LPDP Responsif Hadapi Ancaman Kebijakan Imigrasi AS bagi Mahasiswa Harvard

Baru-baru ini, Pemerintah AS sementara mencabut izin Universitas Harvard untuk mensponsori visa pelajar F1 dan J1. Kebijakan ini mencemaskan banyak mahasiswa internasional, termasuk 46 penerima beasiswa LPDP di Harvard, karena dapat mempengaruhi status hukum mereka.

Gugatan dan Penangguhan

Harvard segera mengambil langkah hukum dan pada 29 Mei 2025, pengadilan menangguhkan kebijakan tersebut sementara waktu. Saat ini, mahasiswa internasional dapat melanjutkan studi mereka tanpa perubahan status visa.

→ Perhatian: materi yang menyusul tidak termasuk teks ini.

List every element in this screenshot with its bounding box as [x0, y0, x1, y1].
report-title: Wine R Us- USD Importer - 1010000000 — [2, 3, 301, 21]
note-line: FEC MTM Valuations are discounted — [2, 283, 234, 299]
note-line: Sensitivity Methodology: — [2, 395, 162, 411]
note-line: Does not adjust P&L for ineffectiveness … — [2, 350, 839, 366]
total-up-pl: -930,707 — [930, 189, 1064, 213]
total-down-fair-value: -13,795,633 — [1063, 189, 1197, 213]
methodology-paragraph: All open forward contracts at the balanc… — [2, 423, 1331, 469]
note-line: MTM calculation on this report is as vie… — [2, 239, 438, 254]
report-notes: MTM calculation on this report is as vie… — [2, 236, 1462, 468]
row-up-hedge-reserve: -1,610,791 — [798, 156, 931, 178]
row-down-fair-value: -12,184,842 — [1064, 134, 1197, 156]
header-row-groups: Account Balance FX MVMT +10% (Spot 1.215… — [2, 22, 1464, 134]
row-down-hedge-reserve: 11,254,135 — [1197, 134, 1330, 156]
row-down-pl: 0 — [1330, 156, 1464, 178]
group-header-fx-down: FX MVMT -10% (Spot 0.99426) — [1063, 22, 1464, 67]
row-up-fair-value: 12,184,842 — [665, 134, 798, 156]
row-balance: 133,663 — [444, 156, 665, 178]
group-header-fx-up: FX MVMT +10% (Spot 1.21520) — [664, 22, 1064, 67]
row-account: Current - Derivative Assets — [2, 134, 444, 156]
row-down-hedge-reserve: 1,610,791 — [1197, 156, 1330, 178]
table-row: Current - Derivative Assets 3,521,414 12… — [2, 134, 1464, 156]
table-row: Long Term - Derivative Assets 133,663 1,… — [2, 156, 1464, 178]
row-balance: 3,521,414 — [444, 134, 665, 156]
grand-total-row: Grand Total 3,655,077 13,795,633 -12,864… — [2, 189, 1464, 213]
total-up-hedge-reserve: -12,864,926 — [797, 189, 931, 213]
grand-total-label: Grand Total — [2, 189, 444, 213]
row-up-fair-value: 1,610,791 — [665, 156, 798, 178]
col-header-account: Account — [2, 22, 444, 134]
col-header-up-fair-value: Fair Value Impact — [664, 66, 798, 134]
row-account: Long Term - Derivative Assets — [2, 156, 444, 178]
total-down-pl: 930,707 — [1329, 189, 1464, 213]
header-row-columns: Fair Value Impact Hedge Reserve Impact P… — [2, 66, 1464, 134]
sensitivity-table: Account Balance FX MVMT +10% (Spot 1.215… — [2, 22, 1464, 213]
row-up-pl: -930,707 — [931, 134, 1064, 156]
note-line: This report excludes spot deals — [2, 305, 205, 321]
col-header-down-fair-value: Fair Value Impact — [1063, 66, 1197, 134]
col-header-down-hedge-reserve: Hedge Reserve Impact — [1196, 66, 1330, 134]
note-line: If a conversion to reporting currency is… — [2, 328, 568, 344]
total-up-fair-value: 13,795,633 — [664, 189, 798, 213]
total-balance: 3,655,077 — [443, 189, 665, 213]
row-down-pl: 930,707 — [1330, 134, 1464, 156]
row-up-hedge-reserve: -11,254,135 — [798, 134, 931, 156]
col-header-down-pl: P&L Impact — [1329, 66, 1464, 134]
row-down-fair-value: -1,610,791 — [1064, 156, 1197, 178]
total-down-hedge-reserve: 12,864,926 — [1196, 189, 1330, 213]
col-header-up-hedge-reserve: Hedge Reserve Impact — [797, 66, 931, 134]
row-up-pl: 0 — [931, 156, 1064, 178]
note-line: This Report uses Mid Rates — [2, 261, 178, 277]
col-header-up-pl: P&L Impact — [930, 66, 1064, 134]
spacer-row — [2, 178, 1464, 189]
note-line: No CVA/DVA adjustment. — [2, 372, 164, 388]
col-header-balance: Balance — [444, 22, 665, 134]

LPDP & Kemdiktisaintek Bergerak Cepat

Untuk memastikan mahasiswa Indonesia tidak terdampak, LPDP bersama Kemendiktisaintek , Kemenlu , KBRI Washington D.C. , KJRI dan Saham melakukan koordinasi intensif:

  • Memantau perkembangan hukum secara real-time
  • Membuat grup Whatsapp khusus bagi penerima beasiswa di Harvard dan AS
  • Memberikan imbauan untuk tidak meninggalkan wilayah AS guna menghindari kehilangan status visa

Menyiapkan “Fallback”: 3 Skema Darurat

LPDP telah menyiapkan rencana alternatif jika kebijakan diberlakukan kembali:

  1. Liburan akademik sambil menunggu situasi membaik
  2. Pindah studi ke universitas lain di AS yang masih dapat menerbitkan visa
  3. Kuliah bold agar studi terus berlanjut tanpa harus berada di kampus

Fakta Singkat

Aspek Informasi
Mahasiswa LPDP di AS ~ 360 penerima beasiswa sedang dan akan studi di AS
Harvard 46 penerima beasiswa sedang kuliah, 23 telah lulus dan akan kembali ke Indonesia
Visa status Penangguhan kebijakan hingga 29 Mei memberikan kesempatan untuk melanjutkan studi
Larangan keluar AS Imbauan dari Kemenkeu & LPDP agar mahasiswa tetap berada di AS

Kenapa Ini Penting?

  • Mahasiswa dapat kuliah aman tanpa gangguan status hukum.
  • LPDP & Indonesia bergerak cepat dengan menyiapkan rencana cadangan dan bantuan konsuler.
  • Situasi dinamis sehingga tetap perlu upgrade informasi dan kewaspadaan.